BAGHDAD (Kyodo) The Iraqi man who has confessed to executing a hostage Japanese backpacker in 2004 said Monday that Shosei Koda was not tortured during his captivity.

"We did not inflict any torture on him during his confinement," Hussein Fahmi Badr, 26, who is reportedly linked with al-Qaida, told Kyodo News at a Iraqi Interior Ministry facility in Baghdad.

"He pleaded for his release with tears in his eyes."

Badr, who faces multiple charges, including another murder, said five people were involved in the beheading of the 24-year-old Japanese man, whose body was found in the Iraqi capital on Oct. 30, 2004.

An Iraqi security force official said Badr is suspected of taking part in the killing of more than 900 Iraqi and foreign nationals.

An official with the Iraqi Interior Ministry said earlier that authorities did not know which group abducted Koda. It was earlier reported that his initial captors handed him over to Badr's group.

The leader of the group, named Sael (phonetic spelling), and Koda communicated in English, Badr said, adding that he had a hard time understanding what they talked about as he does not speak English.

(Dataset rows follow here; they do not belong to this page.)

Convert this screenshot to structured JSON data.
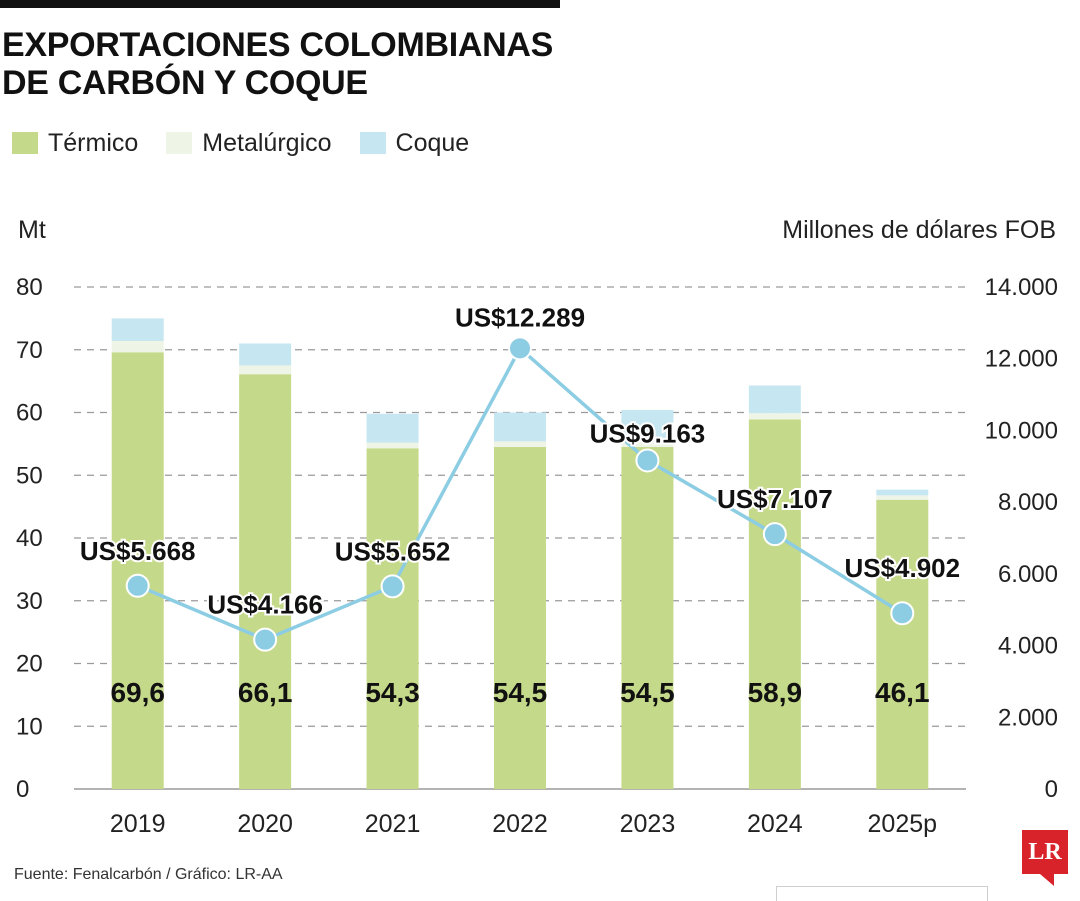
{
  "header": {
    "title_line1": "EXPORTACIONES COLOMBIANAS",
    "title_line2": "DE CARBÓN Y COQUE"
  },
  "legend": [
    {
      "label": "Térmico",
      "color": "#c5d98a"
    },
    {
      "label": "Metalúrgico",
      "color": "#eef5e6"
    },
    {
      "label": "Coque",
      "color": "#c6e6f1"
    }
  ],
  "chart_data": {
    "type": "bar",
    "title": "EXPORTACIONES COLOMBIANAS DE CARBÓN Y COQUE",
    "categories": [
      "2019",
      "2020",
      "2021",
      "2022",
      "2023",
      "2024",
      "2025p"
    ],
    "ylabel_left": "Mt",
    "ylabel_right": "Millones de dólares FOB",
    "ylim_left": [
      0,
      80
    ],
    "ylim_right": [
      0,
      14000
    ],
    "yticks_left": [
      "0",
      "10",
      "20",
      "30",
      "40",
      "50",
      "60",
      "70",
      "80"
    ],
    "yticks_right": [
      "0",
      "2.000",
      "4.000",
      "6.000",
      "8.000",
      "10.000",
      "12.000",
      "14.000"
    ],
    "stacked": true,
    "grid": "dashed-horizontal",
    "legend_position": "top-left",
    "series": [
      {
        "name": "Térmico",
        "color": "#c5d98a",
        "values": [
          69.6,
          66.1,
          54.3,
          54.5,
          54.5,
          58.9,
          46.1
        ],
        "labels": [
          "69,6",
          "66,1",
          "54,3",
          "54,5",
          "54,5",
          "58,9",
          "46,1"
        ]
      },
      {
        "name": "Metalúrgico",
        "color": "#eef5e6",
        "values": [
          1.8,
          1.4,
          0.9,
          0.9,
          1.0,
          1.0,
          0.7
        ]
      },
      {
        "name": "Coque",
        "color": "#c6e6f1",
        "values": [
          3.6,
          3.5,
          4.6,
          4.6,
          4.9,
          4.4,
          0.9
        ]
      }
    ],
    "line": {
      "name": "Millones de dólares FOB",
      "color": "#8ccde3",
      "axis": "right",
      "values": [
        5668,
        4166,
        5652,
        12289,
        9163,
        7107,
        4902
      ],
      "labels": [
        "US$5.668",
        "US$4.166",
        "US$5.652",
        "US$12.289",
        "US$9.163",
        "US$7.107",
        "US$4.902"
      ]
    }
  },
  "footer": {
    "source": "Fuente: Fenalcarbón / Gráfico: LR-AA",
    "logo": "LR"
  }
}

The captive received food and water for the three days he was held in Baghdad, Badr said.

He said earlier the group executed Koda because Japan had refused its demand to pull out Ground Self-Defense Forces troops from the Arab country.

Iraqi television station al-Iraqiya also showed Badr saying he was paid 200,000 Iraqi dinars (16,000 yen) by the ringleader to do several things for the group, including killing Koda.

The alleged leader currently is being detained by the U.S. military, which has refused to hand him over to the Iraqi government, according to Iraqi officials.

Iraqi television reported Sunday night that the Interior Ministry's special forces arrested Badr over the killing of Koda.

The young Japanese traveler is believed to have been abducted by a group linked to al-Qaida shortly after he entered Iraq from Jordan in late October 2004.